The Radio to the ciggie lighter is fine but needs to be switched, for Switched I usually go with the Defroster Switch
New Radios Standard wiring is RED is Switched and Yellow is for the constant.

Grounds replacement I usually go for off the shelf cables at my parts store, they sell them both power and Grounds with additional take off's so I can get rid of the extra ringed spad connections.

Yes Places have their meters that go screwy, and or they don't really know how to use them.
If you start your car and are getting between 13.85 and 14V running your good to go.
Sorry I didn't see this till this evening.

The Radio to the ciggie lighter is fine but needs to be switched, for Switched I usually go with the Defroster Switch
New Radios Standard wiring is RED is Switched and Yellow is for the constant.

Grounds replacement I usually go for off the shelf cables at my parts store, they sell them both power and Grounds with additional take off's so I can get rid of the extra ringed spad connections.

Yes Places have their meters that go screwy, and or they don't really know how to use them.
If you start your car and are getting between 13.85 and 14V running your good to go.

also Briano how can i do a positive voltage drop test in my car when the positive cable is in a harness? and which of the two big cables in the harness is the positive one?.
Thanks
sorry for so many questions, but i trying to figure this out
You have 2 large cables on your battery, one is ground or Negative, and one is positive.
The Positives (usually on the mk1 is on the left side of the battery as you are looking at it).

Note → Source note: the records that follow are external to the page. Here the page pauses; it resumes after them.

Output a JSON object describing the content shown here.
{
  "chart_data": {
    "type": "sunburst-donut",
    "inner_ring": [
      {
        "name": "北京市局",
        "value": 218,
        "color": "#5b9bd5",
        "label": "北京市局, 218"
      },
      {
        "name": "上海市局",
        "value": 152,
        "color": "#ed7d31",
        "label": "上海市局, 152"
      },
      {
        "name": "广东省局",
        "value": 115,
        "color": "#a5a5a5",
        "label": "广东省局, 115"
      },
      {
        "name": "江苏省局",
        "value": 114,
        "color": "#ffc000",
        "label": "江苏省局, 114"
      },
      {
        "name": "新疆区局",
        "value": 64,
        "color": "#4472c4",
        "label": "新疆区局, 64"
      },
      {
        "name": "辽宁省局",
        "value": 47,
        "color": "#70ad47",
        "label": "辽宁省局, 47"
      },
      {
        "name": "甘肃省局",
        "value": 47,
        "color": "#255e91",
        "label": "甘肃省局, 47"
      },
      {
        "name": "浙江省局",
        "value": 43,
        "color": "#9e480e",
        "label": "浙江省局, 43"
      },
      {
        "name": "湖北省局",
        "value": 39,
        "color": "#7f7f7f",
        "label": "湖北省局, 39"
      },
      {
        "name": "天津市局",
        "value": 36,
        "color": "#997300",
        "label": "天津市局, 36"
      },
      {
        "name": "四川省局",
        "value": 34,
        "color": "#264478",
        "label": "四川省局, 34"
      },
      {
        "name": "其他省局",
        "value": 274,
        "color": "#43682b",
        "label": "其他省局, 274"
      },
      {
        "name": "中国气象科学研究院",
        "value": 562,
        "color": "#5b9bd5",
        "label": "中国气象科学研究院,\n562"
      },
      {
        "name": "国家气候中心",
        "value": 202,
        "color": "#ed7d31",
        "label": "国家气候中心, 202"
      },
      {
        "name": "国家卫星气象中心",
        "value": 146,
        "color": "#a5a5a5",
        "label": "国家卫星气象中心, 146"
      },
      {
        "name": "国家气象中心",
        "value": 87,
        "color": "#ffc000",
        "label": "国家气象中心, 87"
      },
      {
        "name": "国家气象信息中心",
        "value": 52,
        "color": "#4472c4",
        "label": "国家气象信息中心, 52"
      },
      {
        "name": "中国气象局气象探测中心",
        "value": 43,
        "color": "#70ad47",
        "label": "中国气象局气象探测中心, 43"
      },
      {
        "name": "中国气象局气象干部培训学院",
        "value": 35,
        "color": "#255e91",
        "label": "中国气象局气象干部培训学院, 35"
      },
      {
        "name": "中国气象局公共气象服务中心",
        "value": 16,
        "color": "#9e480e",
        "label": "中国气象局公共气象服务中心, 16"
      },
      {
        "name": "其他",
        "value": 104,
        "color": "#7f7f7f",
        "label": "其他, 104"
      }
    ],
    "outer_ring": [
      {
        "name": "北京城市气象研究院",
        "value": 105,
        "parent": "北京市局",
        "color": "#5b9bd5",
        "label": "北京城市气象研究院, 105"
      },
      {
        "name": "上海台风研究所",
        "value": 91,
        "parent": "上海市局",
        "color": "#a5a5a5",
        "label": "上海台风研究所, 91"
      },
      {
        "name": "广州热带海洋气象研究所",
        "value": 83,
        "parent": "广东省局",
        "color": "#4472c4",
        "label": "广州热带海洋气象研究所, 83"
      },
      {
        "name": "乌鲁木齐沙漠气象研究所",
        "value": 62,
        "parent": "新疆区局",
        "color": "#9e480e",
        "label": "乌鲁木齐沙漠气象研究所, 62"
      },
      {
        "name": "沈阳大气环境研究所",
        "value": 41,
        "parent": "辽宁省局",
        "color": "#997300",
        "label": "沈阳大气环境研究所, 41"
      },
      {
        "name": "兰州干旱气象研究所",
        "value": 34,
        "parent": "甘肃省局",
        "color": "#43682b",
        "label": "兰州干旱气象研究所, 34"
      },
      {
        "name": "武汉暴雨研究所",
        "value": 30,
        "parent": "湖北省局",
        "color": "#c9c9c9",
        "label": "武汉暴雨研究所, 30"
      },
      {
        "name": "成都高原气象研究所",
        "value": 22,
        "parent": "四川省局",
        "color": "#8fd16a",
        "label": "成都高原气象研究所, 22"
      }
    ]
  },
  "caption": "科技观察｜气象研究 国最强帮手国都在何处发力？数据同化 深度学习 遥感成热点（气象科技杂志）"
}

Goes to the Starter, the Alternator with large leads, and a smaller one to the fuse panel. There are more but that is the basics, some of the positive leads go thru fusible links on the Westy see Chris's pages
http://chris.chemidl.in/vw-wiring-diagram-pdf-1982-1983-1984/

The one on the right side of the battery as you are looking at it is the Negative cable and goes to the Frame horn under the Airbox on the CIS or Digifant and same place on the Diesels. Then from that attachment point to the tranny mount or the double ended stud on the transmission.

So from Ground or Frame you have a voltage, that voltage from frame to the positive is some value that should be 13.8-14Vdc.